In Estonia, national workplace data also raise concerns. A 2025 survey by Intra Research found that half of Estonian service sector workers had experienced customer harassment or inappropriate behaviour. The Labour Inspectorate’s 2025 targeted inspections in catering and accommodation businesses identified shortcomings in risk assessments and work safety practices, including risks related to minor workers. These findings suggest that the working environments affected by the proposal are not risk-free even before alcohol-handling duties are added.


The amendment’s supporters present the aim as helping young people enter the labour market more easily. ETAK does not dispute the importance of youth employment, but argues that young people can gain work experience in many roles that do not involve alcohol. In catering and service businesses, minors can work in assisting roles, kitchen support, cleaning, event preparation, logistics and other tasks that do not require them to prepare or sell alcoholic drinks.

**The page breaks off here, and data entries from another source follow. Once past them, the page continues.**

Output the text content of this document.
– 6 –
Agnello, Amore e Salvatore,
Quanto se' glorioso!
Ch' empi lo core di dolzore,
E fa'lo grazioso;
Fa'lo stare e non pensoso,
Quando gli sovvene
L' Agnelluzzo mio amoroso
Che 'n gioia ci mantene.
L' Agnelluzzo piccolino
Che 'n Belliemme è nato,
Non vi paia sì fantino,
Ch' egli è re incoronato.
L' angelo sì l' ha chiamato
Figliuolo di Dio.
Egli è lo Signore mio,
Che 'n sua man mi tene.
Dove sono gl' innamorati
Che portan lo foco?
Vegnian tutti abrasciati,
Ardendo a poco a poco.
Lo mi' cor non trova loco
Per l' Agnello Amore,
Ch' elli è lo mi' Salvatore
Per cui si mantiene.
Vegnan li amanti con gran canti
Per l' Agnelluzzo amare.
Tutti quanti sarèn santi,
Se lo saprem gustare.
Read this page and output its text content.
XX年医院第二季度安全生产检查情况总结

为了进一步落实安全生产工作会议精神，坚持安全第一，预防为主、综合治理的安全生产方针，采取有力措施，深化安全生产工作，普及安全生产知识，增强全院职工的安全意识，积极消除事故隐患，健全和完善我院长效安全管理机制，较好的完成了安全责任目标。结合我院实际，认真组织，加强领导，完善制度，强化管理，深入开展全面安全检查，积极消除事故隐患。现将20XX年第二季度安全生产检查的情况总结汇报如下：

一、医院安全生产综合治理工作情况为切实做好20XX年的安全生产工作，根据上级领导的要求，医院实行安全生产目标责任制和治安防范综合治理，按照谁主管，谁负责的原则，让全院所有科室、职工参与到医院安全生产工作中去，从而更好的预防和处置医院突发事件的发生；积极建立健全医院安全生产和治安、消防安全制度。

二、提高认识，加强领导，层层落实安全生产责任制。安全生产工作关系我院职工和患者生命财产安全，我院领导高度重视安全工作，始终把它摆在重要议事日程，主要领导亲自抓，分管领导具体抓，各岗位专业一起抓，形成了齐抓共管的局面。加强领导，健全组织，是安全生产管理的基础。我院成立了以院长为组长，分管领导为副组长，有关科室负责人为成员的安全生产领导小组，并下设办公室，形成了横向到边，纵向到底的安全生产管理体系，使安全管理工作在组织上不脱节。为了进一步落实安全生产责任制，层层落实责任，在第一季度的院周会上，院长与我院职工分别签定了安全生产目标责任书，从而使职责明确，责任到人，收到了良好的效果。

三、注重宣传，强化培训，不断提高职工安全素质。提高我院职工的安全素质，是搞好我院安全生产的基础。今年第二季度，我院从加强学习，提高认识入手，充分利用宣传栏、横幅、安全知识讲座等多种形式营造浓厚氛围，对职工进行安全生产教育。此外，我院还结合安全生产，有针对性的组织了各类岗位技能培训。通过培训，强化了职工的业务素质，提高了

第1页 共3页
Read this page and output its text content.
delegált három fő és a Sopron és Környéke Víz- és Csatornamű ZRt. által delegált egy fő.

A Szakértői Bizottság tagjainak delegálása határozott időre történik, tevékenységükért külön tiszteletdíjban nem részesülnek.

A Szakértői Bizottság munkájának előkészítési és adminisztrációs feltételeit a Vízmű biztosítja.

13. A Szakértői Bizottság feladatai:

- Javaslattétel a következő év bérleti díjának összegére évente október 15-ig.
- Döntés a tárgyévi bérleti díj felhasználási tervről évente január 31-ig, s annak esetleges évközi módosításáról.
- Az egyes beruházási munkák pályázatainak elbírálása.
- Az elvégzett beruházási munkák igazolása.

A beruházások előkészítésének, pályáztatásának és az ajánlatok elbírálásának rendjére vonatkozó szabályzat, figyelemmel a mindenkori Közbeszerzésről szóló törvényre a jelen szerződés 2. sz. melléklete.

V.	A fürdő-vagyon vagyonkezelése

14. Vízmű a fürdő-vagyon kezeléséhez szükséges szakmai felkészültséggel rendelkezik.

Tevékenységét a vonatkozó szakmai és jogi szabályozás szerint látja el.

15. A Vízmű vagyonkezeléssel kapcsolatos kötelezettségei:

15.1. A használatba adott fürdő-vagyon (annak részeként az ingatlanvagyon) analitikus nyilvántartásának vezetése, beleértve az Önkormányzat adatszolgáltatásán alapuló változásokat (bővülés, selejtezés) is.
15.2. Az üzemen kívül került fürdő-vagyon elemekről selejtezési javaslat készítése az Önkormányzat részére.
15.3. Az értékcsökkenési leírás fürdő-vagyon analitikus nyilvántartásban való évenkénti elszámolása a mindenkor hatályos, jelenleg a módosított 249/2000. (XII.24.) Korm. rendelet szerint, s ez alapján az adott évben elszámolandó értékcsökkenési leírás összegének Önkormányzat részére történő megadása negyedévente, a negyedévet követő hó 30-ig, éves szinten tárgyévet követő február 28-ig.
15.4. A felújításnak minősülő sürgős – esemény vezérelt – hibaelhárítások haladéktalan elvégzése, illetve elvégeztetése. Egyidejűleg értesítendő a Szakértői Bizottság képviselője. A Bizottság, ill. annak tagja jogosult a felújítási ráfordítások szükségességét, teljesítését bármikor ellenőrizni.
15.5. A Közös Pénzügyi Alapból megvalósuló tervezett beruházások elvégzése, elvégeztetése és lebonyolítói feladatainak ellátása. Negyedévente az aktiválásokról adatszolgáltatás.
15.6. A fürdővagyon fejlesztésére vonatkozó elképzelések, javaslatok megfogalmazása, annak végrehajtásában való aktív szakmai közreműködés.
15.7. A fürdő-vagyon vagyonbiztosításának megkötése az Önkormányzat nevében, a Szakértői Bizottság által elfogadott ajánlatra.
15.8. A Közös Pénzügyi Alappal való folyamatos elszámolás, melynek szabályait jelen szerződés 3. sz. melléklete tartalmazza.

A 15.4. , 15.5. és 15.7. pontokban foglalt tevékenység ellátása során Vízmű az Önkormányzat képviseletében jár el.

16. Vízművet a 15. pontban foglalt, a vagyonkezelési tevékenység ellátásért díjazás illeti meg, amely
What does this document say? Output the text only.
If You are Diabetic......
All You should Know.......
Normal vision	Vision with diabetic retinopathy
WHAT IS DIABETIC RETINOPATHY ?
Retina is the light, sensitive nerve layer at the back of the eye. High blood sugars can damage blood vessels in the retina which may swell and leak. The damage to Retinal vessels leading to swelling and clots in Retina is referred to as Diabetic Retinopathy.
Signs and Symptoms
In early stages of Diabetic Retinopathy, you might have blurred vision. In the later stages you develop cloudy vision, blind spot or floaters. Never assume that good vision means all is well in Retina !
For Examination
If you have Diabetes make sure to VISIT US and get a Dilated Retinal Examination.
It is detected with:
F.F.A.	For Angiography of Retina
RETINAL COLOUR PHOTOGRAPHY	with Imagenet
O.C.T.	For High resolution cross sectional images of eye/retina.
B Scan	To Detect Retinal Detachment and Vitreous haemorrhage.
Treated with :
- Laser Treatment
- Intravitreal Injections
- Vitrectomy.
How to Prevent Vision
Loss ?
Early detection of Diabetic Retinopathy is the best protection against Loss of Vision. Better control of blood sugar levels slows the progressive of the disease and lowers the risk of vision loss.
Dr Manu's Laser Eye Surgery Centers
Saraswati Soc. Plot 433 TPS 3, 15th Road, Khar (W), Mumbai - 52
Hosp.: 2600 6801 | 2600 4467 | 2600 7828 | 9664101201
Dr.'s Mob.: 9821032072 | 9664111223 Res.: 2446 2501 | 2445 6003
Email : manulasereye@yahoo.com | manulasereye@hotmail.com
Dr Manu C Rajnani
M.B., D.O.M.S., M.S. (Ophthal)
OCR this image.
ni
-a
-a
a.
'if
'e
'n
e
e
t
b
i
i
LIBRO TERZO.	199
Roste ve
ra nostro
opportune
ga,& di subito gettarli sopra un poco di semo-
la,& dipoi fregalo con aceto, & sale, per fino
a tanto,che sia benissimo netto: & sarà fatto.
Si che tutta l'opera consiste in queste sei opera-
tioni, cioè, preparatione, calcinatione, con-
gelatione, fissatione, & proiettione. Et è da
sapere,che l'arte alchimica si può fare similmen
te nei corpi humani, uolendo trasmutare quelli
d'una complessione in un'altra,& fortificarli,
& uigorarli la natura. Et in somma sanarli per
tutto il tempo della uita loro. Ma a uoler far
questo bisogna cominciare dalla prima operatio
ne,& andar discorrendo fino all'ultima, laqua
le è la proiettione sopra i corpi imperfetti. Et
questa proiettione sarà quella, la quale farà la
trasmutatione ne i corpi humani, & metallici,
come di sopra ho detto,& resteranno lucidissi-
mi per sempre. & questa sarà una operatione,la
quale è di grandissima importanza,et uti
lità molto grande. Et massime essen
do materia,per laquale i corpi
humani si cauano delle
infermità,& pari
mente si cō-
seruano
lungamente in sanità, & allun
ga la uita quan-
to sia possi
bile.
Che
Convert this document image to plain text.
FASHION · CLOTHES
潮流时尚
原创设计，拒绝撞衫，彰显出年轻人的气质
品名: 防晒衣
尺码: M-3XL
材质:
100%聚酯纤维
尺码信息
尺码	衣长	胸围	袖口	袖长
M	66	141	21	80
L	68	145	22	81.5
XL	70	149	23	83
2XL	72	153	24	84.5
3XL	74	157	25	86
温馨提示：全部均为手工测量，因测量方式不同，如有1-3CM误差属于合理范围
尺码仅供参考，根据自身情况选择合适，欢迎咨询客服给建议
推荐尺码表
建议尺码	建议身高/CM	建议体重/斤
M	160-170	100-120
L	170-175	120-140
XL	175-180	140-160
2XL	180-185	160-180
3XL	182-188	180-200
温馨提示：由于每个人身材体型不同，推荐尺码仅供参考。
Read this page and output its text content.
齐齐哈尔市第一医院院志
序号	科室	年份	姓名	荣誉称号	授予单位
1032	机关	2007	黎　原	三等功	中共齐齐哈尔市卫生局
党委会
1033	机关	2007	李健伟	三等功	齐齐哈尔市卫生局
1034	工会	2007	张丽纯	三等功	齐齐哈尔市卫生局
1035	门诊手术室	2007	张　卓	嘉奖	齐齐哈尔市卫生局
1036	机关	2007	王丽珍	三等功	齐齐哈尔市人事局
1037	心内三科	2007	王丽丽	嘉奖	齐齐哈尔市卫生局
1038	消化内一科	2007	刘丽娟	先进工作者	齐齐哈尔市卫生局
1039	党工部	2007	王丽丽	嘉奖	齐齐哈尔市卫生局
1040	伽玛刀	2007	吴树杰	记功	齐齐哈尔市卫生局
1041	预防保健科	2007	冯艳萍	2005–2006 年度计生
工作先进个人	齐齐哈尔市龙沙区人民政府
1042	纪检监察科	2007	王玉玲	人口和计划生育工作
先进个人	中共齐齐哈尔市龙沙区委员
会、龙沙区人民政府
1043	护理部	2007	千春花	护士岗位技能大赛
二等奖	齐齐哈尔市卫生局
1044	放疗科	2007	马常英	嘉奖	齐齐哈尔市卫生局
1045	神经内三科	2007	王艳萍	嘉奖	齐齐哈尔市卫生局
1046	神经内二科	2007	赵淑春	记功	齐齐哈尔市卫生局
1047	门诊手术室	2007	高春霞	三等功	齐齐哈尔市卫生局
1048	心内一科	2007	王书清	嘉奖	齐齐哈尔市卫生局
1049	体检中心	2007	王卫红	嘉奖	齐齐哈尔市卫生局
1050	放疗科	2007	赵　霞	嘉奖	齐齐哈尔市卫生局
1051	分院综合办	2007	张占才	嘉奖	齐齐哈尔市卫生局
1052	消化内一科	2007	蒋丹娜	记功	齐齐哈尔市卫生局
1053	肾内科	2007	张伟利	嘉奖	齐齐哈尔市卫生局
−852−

For ETAK, the question is not whether young people should be allowed to work. The question is whether alcohol should become part of a 16-year-old’s regular work environment and responsibility.


The Chamber has asked the Riigikogu Social Affairs Committee not to support the amendment and to leave the current restriction in § 47(5) of the Alcohol Act essentially unchanged. Its position is that minors should not be placed on the front line of alcohol sales, and that youth employment should be supported in ways that do not weaken the principles of alcohol prevention and child protection.